KeyBanc’s Steve Barger and Alexander Walsh note “we expect railcar deliveries in 2011 to meet or exceed our estimate of 38,000 cars, and we are increasing our 2012 delivery estimate to 55,000 from 50,000.

“In our view, the industry is in the early-mid stages of a meaningful EPS ramp as production increases and the OEMs begin working through the healthier part of the backlog with respect to pricing. Additionally, based on our recent channel checks coupled with the ongoing strength in many of the railcar leading indicators (which include loadings, train speeds, cars in storage, utilization rates and lease rates), we think the availability of tank cars and most types of covered hoppers remains tight,” the report says.

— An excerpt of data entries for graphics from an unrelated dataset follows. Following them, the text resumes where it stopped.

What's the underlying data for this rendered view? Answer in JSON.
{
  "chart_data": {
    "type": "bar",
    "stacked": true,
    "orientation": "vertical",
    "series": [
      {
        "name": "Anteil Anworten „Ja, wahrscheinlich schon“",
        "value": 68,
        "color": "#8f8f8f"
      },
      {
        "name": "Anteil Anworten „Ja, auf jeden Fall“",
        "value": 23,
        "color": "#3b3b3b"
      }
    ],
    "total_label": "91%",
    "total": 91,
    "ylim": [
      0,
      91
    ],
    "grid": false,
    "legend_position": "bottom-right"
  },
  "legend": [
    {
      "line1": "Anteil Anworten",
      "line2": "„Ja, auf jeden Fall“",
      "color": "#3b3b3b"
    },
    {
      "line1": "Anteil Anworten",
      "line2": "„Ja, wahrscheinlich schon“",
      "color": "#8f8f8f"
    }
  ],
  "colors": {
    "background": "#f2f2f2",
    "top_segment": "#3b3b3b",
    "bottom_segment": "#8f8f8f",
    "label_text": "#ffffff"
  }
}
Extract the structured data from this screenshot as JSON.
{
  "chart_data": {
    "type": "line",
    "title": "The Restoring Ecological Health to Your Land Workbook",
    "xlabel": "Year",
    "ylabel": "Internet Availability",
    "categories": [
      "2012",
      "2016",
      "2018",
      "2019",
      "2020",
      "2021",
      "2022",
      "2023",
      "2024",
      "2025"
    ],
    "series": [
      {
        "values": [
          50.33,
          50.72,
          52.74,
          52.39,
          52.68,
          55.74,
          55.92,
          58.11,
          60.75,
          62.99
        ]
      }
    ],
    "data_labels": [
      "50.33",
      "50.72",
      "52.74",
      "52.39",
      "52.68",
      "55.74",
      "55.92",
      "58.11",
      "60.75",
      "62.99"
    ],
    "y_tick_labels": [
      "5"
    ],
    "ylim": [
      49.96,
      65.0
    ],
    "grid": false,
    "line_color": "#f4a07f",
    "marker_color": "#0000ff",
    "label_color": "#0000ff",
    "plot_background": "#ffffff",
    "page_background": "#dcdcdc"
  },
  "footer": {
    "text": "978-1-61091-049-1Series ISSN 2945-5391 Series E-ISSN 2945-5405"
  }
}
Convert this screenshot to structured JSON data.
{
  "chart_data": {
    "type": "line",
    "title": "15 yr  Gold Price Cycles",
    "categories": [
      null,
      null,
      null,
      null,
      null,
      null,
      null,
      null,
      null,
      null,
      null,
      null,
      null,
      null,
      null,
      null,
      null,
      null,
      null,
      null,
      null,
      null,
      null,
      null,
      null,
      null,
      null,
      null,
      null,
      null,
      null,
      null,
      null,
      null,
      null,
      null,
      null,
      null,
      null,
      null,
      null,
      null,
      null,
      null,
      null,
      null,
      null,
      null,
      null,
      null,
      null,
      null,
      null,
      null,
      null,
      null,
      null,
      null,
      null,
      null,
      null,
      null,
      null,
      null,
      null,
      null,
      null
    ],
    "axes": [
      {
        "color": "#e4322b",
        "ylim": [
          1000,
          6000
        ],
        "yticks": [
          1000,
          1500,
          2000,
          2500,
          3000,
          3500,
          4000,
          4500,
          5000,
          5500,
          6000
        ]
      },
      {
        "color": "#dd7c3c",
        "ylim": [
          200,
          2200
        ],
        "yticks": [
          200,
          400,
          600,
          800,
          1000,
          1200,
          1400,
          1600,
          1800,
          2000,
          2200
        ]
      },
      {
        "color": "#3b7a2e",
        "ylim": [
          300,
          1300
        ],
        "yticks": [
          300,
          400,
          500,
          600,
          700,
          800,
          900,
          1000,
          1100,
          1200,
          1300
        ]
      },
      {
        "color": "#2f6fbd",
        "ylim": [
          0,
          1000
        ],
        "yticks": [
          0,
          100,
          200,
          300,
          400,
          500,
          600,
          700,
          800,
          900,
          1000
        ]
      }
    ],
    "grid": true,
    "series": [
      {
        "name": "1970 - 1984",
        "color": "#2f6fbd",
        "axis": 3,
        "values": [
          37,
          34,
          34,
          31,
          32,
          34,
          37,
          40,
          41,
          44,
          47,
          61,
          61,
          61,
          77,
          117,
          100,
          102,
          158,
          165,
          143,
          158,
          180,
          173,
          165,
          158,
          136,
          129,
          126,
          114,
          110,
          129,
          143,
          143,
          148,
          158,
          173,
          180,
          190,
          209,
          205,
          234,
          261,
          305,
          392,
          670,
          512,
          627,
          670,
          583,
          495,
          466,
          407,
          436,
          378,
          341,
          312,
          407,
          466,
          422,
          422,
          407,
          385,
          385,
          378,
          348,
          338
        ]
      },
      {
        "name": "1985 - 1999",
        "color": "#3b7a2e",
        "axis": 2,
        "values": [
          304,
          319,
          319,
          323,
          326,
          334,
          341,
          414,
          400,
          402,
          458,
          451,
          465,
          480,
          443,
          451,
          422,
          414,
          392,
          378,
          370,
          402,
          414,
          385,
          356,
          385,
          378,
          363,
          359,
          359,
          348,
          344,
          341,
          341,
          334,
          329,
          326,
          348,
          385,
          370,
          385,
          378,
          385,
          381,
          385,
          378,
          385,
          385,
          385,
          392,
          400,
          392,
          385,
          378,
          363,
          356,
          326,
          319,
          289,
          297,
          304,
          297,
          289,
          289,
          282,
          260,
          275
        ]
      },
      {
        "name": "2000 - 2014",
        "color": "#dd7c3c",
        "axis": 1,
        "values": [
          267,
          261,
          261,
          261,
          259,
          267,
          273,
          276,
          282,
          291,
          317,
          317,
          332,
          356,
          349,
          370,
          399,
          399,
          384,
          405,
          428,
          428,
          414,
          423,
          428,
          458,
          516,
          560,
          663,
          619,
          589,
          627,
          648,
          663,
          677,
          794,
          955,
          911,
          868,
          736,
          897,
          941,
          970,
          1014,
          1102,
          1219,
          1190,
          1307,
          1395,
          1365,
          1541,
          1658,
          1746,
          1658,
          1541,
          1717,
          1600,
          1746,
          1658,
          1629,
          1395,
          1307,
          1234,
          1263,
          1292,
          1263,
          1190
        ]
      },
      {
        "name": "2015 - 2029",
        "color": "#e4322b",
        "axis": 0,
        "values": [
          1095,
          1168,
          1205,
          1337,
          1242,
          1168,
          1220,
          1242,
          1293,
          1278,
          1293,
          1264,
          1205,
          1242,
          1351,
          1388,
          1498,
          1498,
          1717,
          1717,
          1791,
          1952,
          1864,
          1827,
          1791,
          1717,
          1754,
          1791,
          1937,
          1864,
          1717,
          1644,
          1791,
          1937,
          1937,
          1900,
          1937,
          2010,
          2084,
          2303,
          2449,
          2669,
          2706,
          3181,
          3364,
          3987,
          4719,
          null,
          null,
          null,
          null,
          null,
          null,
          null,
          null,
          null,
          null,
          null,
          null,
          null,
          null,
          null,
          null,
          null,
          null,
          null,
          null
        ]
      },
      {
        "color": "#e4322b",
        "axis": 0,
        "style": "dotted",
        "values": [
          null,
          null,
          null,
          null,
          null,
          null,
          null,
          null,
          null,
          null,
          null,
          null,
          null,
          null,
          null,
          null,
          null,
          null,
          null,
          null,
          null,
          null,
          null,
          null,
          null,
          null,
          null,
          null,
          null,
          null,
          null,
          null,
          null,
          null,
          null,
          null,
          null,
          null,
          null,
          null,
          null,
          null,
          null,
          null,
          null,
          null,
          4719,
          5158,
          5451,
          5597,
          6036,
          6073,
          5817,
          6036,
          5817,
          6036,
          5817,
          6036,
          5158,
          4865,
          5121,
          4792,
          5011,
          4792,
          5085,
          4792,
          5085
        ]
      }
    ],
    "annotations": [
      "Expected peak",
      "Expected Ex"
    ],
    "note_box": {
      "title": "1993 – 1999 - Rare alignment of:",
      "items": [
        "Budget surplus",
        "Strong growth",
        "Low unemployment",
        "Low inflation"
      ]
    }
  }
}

“In our view, that dynamic is primarily being driven by increasing oil & gas production in the shale plays, which is driving incremental order activity for both low-cube covered hoppers used to transport frac sand and tank cars for crude oil.”

The KeyBanc duo adds, “We think strong bookings in 3Q11 will drive upside to the shares, supporting our belief that the pullback in the group has been driven more by macro concerns rather than actual deterioration in industry fundamentals.”

But stockholders or investors looking for a short-term fiscal killing should be cautious, KeyBanc says, due to historic trends of rapid production expansion followed by “sometimes lengthy contractions.” As a result, “we are tempering our price targets on American Railcar Industries, Inc. (ARII-NASDAQ), The Greenbrier Companies, Inc. (GBX-NYSE), Trinity Industries, Inc. (TRN-NYSE), and Westinghouse Air Brake Technologies Corporation (WAB-NYSE).”